We are emerging from the darkness of winter and provincial health guidelines are easing up. We can finally stretch our limbs and our social circles once again.
It is time to spend more hours outside and some of us will be pulling the bikes out of storage, checking tires and lubricating chains to enjoy the freedom of two-wheeled travel.
After a very divisive couple of years, it might be time to remember why we can all benefit from sharing our roads as other road users come out of hiding.
Some were out year-round, wheelchairs pushing through snowy sidewalks, and cyclists struggling in snow banks were winter scenes I witnessed.
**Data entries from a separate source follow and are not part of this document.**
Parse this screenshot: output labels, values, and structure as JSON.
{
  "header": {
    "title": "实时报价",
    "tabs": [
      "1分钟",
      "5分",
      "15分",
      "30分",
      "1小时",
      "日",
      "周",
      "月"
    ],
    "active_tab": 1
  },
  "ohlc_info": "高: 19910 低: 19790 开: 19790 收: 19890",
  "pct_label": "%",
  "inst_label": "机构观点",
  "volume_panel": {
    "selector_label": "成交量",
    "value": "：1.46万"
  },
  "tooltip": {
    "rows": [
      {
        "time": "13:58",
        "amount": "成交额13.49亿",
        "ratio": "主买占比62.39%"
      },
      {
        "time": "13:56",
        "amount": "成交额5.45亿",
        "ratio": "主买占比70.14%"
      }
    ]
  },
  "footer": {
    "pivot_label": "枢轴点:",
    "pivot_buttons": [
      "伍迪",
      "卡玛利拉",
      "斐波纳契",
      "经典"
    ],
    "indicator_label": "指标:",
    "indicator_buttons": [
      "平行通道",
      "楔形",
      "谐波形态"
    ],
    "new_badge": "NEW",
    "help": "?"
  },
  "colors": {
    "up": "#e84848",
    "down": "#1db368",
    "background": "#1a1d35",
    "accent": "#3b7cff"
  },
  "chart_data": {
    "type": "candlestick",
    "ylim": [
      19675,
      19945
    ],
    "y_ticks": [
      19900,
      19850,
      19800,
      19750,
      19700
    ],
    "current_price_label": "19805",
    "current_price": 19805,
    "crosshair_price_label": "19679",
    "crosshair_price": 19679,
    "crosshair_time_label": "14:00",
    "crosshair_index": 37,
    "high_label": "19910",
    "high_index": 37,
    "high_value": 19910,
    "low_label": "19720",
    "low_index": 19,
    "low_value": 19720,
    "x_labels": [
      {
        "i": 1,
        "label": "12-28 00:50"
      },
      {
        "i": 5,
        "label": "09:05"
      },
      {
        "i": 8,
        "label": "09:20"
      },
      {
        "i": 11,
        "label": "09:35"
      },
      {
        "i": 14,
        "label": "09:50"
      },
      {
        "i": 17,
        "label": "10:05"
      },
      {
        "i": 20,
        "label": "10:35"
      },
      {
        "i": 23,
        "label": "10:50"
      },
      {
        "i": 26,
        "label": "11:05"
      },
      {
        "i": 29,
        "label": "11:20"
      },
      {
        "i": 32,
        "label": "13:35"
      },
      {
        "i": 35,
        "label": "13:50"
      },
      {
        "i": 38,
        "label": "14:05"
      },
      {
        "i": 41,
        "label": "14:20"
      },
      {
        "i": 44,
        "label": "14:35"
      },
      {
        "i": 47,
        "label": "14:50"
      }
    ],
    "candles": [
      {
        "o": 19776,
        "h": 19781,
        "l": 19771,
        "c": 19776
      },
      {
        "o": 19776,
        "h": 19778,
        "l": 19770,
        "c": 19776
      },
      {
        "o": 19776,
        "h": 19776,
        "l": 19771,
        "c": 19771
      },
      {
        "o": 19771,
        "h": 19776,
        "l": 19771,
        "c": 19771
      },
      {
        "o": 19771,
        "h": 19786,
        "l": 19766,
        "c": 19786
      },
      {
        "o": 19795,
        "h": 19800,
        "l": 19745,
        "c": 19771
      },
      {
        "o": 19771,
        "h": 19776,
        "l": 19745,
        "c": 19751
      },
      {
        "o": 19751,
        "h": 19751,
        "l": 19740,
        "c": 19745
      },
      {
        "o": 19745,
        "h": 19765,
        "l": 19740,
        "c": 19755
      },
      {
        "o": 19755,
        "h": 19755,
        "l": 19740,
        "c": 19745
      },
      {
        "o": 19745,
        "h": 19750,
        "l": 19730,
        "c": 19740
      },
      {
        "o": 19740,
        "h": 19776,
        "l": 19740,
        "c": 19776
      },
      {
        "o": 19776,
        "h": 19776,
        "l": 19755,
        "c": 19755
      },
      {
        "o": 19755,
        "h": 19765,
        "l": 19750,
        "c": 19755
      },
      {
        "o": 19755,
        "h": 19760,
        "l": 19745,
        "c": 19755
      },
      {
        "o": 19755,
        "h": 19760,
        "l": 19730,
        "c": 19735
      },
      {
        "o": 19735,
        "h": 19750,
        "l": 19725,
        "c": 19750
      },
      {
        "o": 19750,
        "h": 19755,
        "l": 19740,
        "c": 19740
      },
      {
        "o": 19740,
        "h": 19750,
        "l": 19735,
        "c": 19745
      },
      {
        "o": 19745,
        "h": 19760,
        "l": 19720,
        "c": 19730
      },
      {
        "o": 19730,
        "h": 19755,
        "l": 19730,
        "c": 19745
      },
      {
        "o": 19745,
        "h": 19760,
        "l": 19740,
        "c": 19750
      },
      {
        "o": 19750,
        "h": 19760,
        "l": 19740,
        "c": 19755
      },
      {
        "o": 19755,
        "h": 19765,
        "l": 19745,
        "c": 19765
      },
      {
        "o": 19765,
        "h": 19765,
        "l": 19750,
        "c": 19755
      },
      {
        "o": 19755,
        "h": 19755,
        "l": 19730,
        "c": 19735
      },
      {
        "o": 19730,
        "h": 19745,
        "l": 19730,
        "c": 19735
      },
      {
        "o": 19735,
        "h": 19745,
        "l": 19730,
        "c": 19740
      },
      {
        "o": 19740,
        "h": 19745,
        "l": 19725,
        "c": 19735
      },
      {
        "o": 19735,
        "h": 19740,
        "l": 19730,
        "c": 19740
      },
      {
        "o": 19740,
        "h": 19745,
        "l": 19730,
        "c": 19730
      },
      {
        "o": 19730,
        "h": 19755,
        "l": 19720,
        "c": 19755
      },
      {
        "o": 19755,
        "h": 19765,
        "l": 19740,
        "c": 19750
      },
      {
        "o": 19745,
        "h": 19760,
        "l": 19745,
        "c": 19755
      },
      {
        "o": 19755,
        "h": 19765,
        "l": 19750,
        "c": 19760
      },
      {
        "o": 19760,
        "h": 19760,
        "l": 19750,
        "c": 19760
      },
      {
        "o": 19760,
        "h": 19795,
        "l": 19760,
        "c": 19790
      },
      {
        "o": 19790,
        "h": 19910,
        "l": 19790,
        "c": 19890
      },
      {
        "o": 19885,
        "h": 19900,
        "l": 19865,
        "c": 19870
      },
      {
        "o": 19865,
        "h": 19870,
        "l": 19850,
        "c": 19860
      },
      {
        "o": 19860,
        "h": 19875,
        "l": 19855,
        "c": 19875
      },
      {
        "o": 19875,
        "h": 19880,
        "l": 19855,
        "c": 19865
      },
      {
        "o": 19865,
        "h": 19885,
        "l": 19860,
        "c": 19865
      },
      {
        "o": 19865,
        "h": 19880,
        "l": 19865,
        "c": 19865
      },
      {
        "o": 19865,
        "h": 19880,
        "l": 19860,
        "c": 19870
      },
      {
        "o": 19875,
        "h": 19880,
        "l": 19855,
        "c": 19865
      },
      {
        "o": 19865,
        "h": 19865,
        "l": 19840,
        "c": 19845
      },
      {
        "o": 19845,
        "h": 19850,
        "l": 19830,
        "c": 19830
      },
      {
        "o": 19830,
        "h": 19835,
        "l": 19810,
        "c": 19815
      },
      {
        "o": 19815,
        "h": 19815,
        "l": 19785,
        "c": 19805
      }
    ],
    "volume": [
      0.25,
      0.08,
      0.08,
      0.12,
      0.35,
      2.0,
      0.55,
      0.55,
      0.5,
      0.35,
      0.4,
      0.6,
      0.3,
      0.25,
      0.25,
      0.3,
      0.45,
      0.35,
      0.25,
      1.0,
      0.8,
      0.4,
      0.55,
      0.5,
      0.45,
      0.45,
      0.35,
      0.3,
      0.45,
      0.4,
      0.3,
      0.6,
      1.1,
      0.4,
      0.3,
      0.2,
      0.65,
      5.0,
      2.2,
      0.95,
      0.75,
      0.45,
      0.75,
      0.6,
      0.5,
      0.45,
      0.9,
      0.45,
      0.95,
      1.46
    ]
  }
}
But few cyclists want to share roads in those conditions and when I rode a bike in Calgary winters, I took pathways and side streets with low traffic.
While some drivers might see a bike and become frustrated, try and take a breath and remember the person on the bike is also benefiting you in many ways.
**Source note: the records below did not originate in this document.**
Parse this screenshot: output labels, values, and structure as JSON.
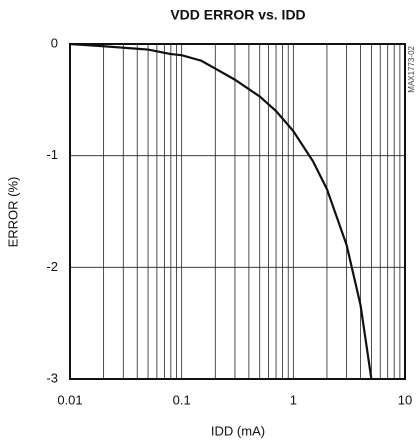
{
  "chart_data": {
    "type": "line",
    "title": "VDD ERROR vs. IDD",
    "x_label": "IDD (mA)",
    "y_label": "ERROR (%)",
    "annotation": "MAX1773-02",
    "x_scale": "log",
    "minor_grid": true,
    "grid": true,
    "xlim": [
      0.01,
      10
    ],
    "xticks": [
      0.01,
      0.1,
      1,
      10
    ],
    "ylim": [
      -3,
      0
    ],
    "yticks": [
      0,
      -1,
      -2,
      -3
    ],
    "series": [
      {
        "color": "#111111",
        "x": [
          0.01,
          0.02,
          0.05,
          0.08,
          0.1,
          0.15,
          0.2,
          0.3,
          0.5,
          0.7,
          1.0,
          1.5,
          2,
          3,
          4,
          5
        ],
        "values": [
          0,
          -0.02,
          -0.05,
          -0.09,
          -0.1,
          -0.15,
          -0.22,
          -0.32,
          -0.47,
          -0.6,
          -0.78,
          -1.05,
          -1.3,
          -1.8,
          -2.34,
          -3.0
        ]
      }
    ]
  }
}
More bikes on the road translates into less traffic.
Sure, you might have to lift your foot for a few seconds, maybe even tap a brake to slow down and be able to pass safely giving the cyclist room – but those few seconds also mean you have less traffic to contend with in general and less competition for parking when you arrive at your destination.
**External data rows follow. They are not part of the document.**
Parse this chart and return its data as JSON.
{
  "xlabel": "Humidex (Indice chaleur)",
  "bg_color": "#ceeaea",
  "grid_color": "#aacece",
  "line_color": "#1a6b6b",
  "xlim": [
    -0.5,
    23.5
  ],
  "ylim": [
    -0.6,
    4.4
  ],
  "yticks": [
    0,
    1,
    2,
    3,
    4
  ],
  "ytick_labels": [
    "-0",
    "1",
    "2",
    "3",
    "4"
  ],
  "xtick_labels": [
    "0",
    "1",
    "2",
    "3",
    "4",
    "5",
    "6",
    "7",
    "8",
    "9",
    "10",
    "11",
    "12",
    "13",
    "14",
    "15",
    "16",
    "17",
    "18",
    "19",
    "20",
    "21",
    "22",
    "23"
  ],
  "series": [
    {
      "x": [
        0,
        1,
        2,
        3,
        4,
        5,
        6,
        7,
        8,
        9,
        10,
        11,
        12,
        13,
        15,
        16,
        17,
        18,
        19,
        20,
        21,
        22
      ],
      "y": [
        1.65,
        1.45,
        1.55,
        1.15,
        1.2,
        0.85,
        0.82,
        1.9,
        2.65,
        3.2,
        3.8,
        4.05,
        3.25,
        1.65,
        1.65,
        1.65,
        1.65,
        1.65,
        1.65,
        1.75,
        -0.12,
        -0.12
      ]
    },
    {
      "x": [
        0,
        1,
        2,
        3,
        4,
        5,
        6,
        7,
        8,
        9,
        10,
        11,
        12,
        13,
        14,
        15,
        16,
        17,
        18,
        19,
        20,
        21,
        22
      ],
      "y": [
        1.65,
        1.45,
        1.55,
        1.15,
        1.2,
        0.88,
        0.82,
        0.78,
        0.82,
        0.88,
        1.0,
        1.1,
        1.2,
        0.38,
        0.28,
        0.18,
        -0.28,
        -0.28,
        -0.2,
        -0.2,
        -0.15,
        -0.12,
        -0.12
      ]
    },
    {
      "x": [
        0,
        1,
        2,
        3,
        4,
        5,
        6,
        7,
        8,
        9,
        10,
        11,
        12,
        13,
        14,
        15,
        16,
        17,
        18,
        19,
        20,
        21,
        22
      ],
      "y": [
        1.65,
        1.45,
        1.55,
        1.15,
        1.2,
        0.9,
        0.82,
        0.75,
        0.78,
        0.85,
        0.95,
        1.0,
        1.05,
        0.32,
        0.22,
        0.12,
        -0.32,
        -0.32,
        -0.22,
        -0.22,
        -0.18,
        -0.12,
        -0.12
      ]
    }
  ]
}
Cyclists can help keep the price of fuel down.
While in this town, the infrastructure may not be safe enough to attract a large number of cyclists, less drivers does mean less demand for fuel, and therefore less pressure on rising fuel prices.
Bikes are better for roads.
Heavy traffic is hard on roads, so conversely, more people moving on bicycles, which take up less space and are far lighter, are much easier on the infrastructure. Moving one person in a large vehicle takes up far more space than two cyclists riding side-by-side, so try not to get your knickers in a knot about it.
Remember, cyclists are also people, we also drive, we pay taxes and we are helping keep the air a little cleaner while we burn fat, not fuel.